The preclinical results were further supported by a phase Ib/II clinical trial evaluating the combination of L-NMMA (a NOS inhibitor) and taxane in treating patients with chemorefractory, locally advanced breast cancer (LABC), or metastatic TNBC. Tumor biopsies from responding patients revealed an increase in tumor differentiation and a decrease in cancer stem cell markers, which suggests that the combination therapy was successful in targeting the cancer’s most resilient cells.
Their findings reveal that MpBC tumors exhibit heightened co-activation of two specific signaling pathways, namely phosphoinositide 3 kinase (PI3K) and nitric oxide synthase (NOS), both of which contribute to its aggressive nature.
The researchers tested a combination of two inhibitor drugs to disrupt these pathways. The first drug, a PI3K inhibitor (alpelisib), is typically used to treat advanced cancers. The second, a nitric oxide synthase (NOS) inhibitor, is generally used to treat conditions such as septic shock and cardiovascular disease. By combining these two drugs, the researchers effectively blocked the signaling pathways that fuel MpBC tumor growth.
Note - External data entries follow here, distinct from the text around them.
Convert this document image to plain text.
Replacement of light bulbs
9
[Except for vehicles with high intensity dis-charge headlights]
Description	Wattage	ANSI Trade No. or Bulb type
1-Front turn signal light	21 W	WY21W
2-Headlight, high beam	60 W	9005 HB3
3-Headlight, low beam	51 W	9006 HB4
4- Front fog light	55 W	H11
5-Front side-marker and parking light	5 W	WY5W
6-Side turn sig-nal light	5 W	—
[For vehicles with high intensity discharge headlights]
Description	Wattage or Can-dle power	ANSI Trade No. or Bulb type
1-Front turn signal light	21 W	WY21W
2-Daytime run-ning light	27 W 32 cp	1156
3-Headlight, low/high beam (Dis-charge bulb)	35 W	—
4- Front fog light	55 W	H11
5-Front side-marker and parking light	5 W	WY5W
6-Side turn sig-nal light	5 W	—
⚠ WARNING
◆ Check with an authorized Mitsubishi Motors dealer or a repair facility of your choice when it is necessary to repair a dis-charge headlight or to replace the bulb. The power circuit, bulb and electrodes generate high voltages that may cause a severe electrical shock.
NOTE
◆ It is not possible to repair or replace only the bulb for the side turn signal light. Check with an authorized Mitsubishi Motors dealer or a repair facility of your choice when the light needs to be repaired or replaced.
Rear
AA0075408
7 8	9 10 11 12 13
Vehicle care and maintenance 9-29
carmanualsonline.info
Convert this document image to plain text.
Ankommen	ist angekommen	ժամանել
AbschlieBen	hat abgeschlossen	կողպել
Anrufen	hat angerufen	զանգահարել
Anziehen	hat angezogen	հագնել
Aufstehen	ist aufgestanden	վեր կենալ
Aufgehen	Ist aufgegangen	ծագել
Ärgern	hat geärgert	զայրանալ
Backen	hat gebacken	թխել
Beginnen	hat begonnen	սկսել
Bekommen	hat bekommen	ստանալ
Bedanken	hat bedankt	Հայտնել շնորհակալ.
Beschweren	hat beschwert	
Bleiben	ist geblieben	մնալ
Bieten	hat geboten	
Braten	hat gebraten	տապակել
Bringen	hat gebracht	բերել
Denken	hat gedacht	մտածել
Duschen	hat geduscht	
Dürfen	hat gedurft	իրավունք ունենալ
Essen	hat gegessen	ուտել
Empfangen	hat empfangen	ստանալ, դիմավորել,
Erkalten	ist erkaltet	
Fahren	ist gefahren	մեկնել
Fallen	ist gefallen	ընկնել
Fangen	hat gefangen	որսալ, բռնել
“Our findings highlight a promising therapeutic combination that could hopefully change the landscape of metaplastic breast cancer treatment,” said first author of the study Tejaswini Reddy, MD, PhD, a resident physician at Baylor College of Medicine. “Translating this research into a National Cancer Institute-funded clinical trial is crucial to improving outcomes for patients facing this rare and aggressive disease.”
The investigators noted that while their study is a promising step, the sample size of human tumor biopsies was small, and further research is needed to validate these results. They also pointed out the challenges of studying MpBC, given its rarity and the complexity of its molecular features. The team is now working to launch a NCI-funded clinical trial to refine the treatment strategy for MpBC which could also influence treatment regimens for other cancers where the NOS and PI3K signaling pathways are activated.